UN’s Ban to Visit South Caucasus in April
TBILISI - UN Secretary-General Ban Ki-moon plans to visit the South Caucasus region in late April 2016, a UN official confirmed Wednesday.
Ban’s second visit Tbilisi is planned for April 23-24 and will include meetings with members of the Georgian government.
He will then move on to Armenia on April 25 and later stop in Azerbaijan, the UN’s official statement said.
Regional analysts believe the Ban’s visit to the South Caucasus is meant to coincide with the 7th Global Forum of the UN Alliance of Civilizations that will be held in Baku on April 25-27.
Ban’s previous and unannounced visit to Georgia in the summer 2007 included meetings with then-President Mikhail Saakashvili, former Foreign Minister Gela Bezhuashvili and ex-Parliament Chair Nino Burjanadze.
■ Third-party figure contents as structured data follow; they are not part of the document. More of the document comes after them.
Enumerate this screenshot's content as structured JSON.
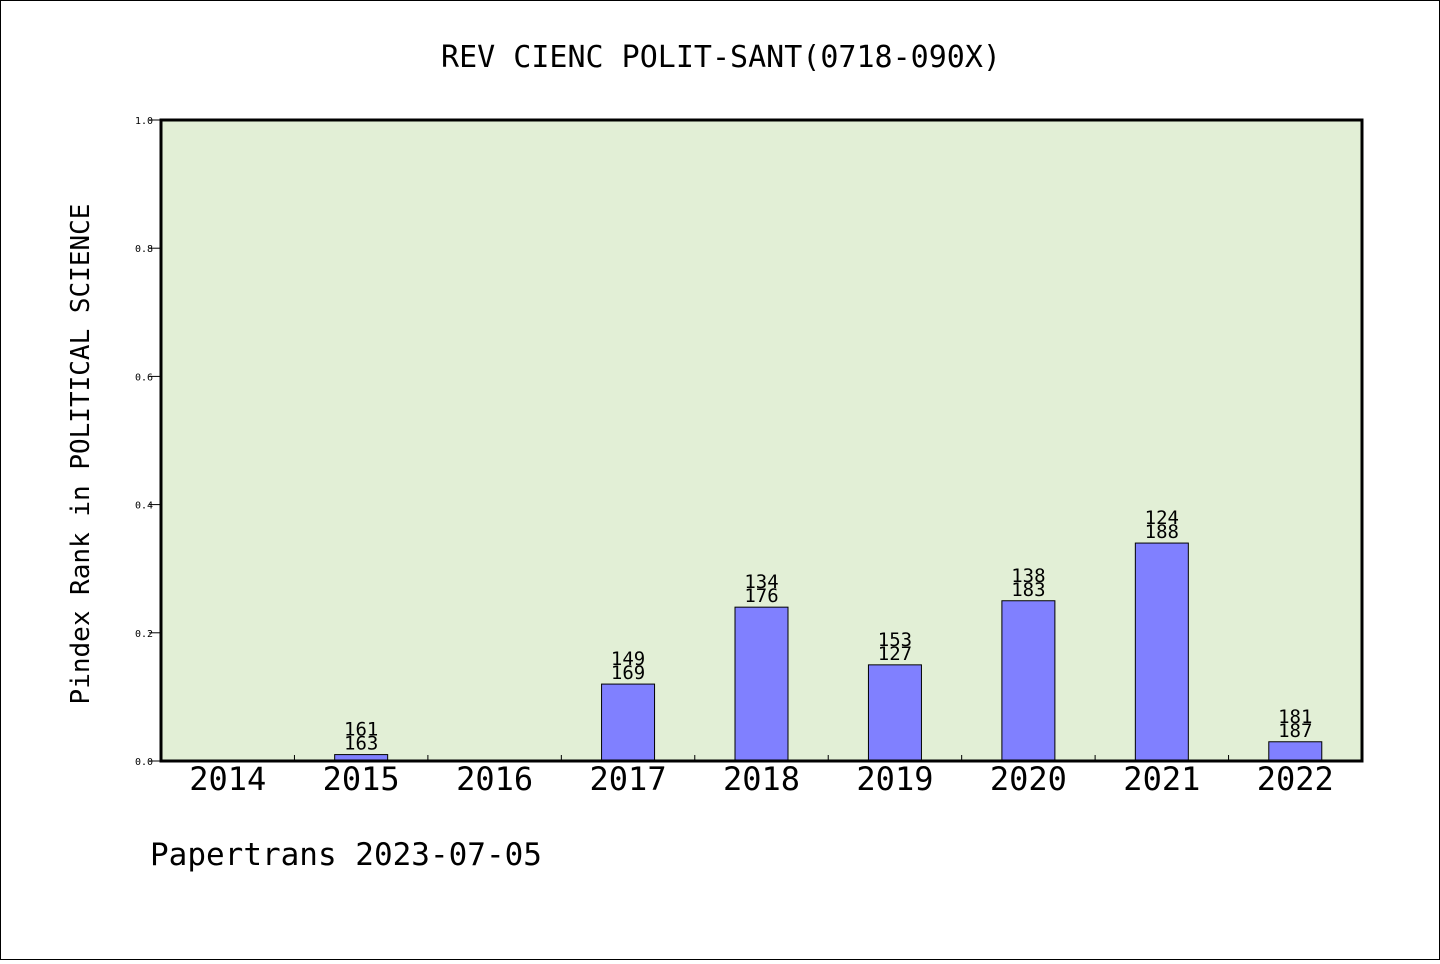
{
  "chart_data": {
    "type": "bar",
    "title": "REV CIENC POLIT-SANT(0718-090X)",
    "xlabel": "",
    "ylabel": "Pindex Rank in POLITICAL SCIENCE",
    "ylim": [
      0,
      1.0
    ],
    "yticks": [
      "0.0",
      "0.2",
      "0.4",
      "0.6",
      "0.8",
      "1.0"
    ],
    "ytick_values": [
      0,
      0.2,
      0.4,
      0.6,
      0.8,
      1.0
    ],
    "categories": [
      "2014",
      "2015",
      "2016",
      "2017",
      "2018",
      "2019",
      "2020",
      "2021",
      "2022"
    ],
    "values": [
      null,
      0.01,
      null,
      0.12,
      0.24,
      0.15,
      0.25,
      0.34,
      0.03
    ],
    "annotations": [
      null,
      [
        "161",
        "163"
      ],
      null,
      [
        "149",
        "169"
      ],
      [
        "134",
        "176"
      ],
      [
        "153",
        "127"
      ],
      [
        "138",
        "183"
      ],
      [
        "124",
        "188"
      ],
      [
        "181",
        "187"
      ]
    ],
    "grid": false,
    "legend": "none"
  },
  "colors": {
    "plot_background": "#e2efd6",
    "bar_fill": "#8080ff",
    "bar_stroke": "#000000",
    "axis": "#000000"
  },
  "footer": "Papertrans 2023-07-05"
}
The Secretary General’s visit to neighboring Armenia and Azerbaijan comes only weeks after four days of intense fighting that left up to 70 people dead, a tenuous ceasefire appears to be holding between Armenian and Azeri forces.
Armenia and Azerbaijan have been locked in a deadly conflict over Nagorno-Karabakh for 25 years. The region, an ethnic Armenian exclave inside Azerbaijan’s borders, has existed as an unrecognized breakaway state with Armenian and Russian backing since 1994.